No chão pedregoso ardia uma única fogueira, quase insignificante agora que o céu de límpido inverno já começava a ofuscá-la. Dispostos em semicírculo, os sacerdotes e sacerdotisas cantavam, virados para leste. Toda a gente esperava, alguns cantando também, o primeiro raiar da aurora.
Bem, o cerimonial era interessante, e o seu filho parecia entretido. Eric olhou para baixo, para o menino que lhe dava a mão, envolto na capa com capuz que Hildegaard lhe vestira, quase como os sacerdotes da terra. Animado e curioso, como de costume, o rapazinho observava. Não compreenderia, era demasiado pequeno para compreender, mas o nascer do sol era sempre bonito de se ver. Podia dizer-lhe, quando regressassem...
– Amigos! – a sacerdotisa da véspera ergueu a voz, voltada para a assembleia que a escutava. – A noite morre e o sol renasce! Hoje, o dia vence a noite!

Hoje, o dia vence a noite!

– Já não tarda a primavera, agora que começa o inverno. Agradecemos o inverno, que nos traz a primavera! Agradecemos as trevas, que nos trazem a luz! Eis que nasce a luz e morre a noite, e a roda do ano completa-se. Grande Mãe, agradecemos a luz!
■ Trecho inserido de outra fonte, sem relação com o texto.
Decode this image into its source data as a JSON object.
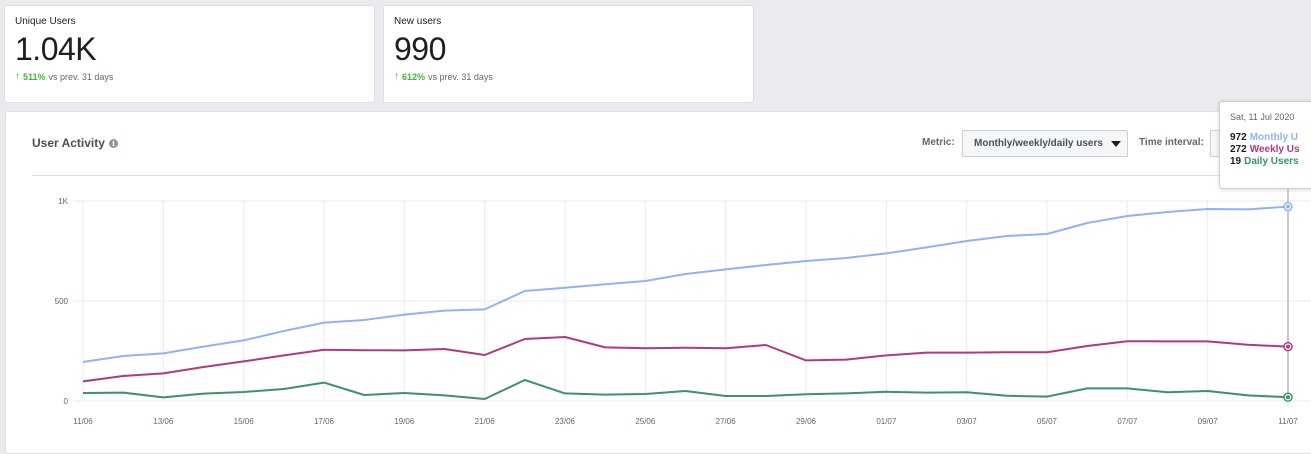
{
  "cards": [
    {
      "label": "Unique Users",
      "value": "1.04K",
      "change_pct": "511%",
      "change_text": "vs prev. 31 days",
      "arrow": "↑"
    },
    {
      "label": "New users",
      "value": "990",
      "change_pct": "612%",
      "change_text": "vs prev. 31 days",
      "arrow": "↑"
    }
  ],
  "panel": {
    "title": "User Activity",
    "info_icon": "i",
    "metric_label": "Metric:",
    "metric_value": "Monthly/weekly/daily users",
    "interval_label": "Time interval:"
  },
  "tooltip": {
    "date": "Sat, 11 Jul 2020",
    "rows": [
      {
        "value": "972",
        "name": "Monthly U",
        "color": "#8fb3f5"
      },
      {
        "value": "272",
        "name": "Weekly Us",
        "color": "#b2387f"
      },
      {
        "value": "19",
        "name": "Daily Users",
        "color": "#3a9466"
      }
    ]
  },
  "chart_data": {
    "type": "line",
    "x": [
      "11/06",
      "12/06",
      "13/06",
      "14/06",
      "15/06",
      "16/06",
      "17/06",
      "18/06",
      "19/06",
      "20/06",
      "21/06",
      "22/06",
      "23/06",
      "24/06",
      "25/06",
      "26/06",
      "27/06",
      "28/06",
      "29/06",
      "30/06",
      "01/07",
      "02/07",
      "03/07",
      "04/07",
      "05/07",
      "06/07",
      "07/07",
      "08/07",
      "09/07",
      "10/07",
      "11/07"
    ],
    "x_tick_labels": [
      "11/06",
      "13/06",
      "15/06",
      "17/06",
      "19/06",
      "21/06",
      "23/06",
      "25/06",
      "27/06",
      "29/06",
      "01/07",
      "03/07",
      "05/07",
      "07/07",
      "09/07",
      "11/07"
    ],
    "y_tick_labels": [
      "0",
      "500",
      "1K"
    ],
    "ylim": [
      0,
      1000
    ],
    "grid": true,
    "series": [
      {
        "name": "Monthly Users",
        "color": "#8fb3f5",
        "values": [
          195,
          225,
          238,
          272,
          303,
          350,
          392,
          405,
          432,
          452,
          458,
          550,
          566,
          584,
          600,
          635,
          658,
          680,
          700,
          715,
          738,
          768,
          800,
          825,
          835,
          890,
          925,
          945,
          960,
          958,
          972
        ]
      },
      {
        "name": "Weekly Users",
        "color": "#b2387f",
        "values": [
          98,
          125,
          138,
          170,
          198,
          228,
          256,
          254,
          253,
          260,
          230,
          310,
          320,
          268,
          264,
          266,
          264,
          280,
          203,
          207,
          228,
          242,
          242,
          244,
          244,
          275,
          299,
          298,
          298,
          281,
          272
        ]
      },
      {
        "name": "Daily Users",
        "color": "#3a9466",
        "values": [
          40,
          42,
          18,
          37,
          45,
          60,
          92,
          30,
          40,
          28,
          10,
          105,
          38,
          32,
          35,
          50,
          25,
          25,
          34,
          38,
          46,
          42,
          44,
          26,
          22,
          63,
          63,
          44,
          50,
          28,
          19
        ]
      }
    ],
    "highlight_index": 30
  }
}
Grande Mãe, agradecemos a luz!

– Nela esperamos, nela agradecemos, a Ela celebramos! Como a noite, morremos; como o Sol, renascemos!

Como o Sol, renascemos!

– Hoje a vida recomeça, nova e antiga, desde o princípio dos tempos, até ao fim dos tempos. Agradecemos a luz que nos guia, abrimos o coração à luz! Como o Sol renascemos, e a vida começa de novo!

E a vida começa de novo!

Atrás da sacerdotisa, o céu clareava. Com a madrugada, a neblina chegava por cima da montanha, raiada de azul e cor-de-rosa. O chilrear dos pássaros regressava, a floresta desperta enchia-se de som e cor.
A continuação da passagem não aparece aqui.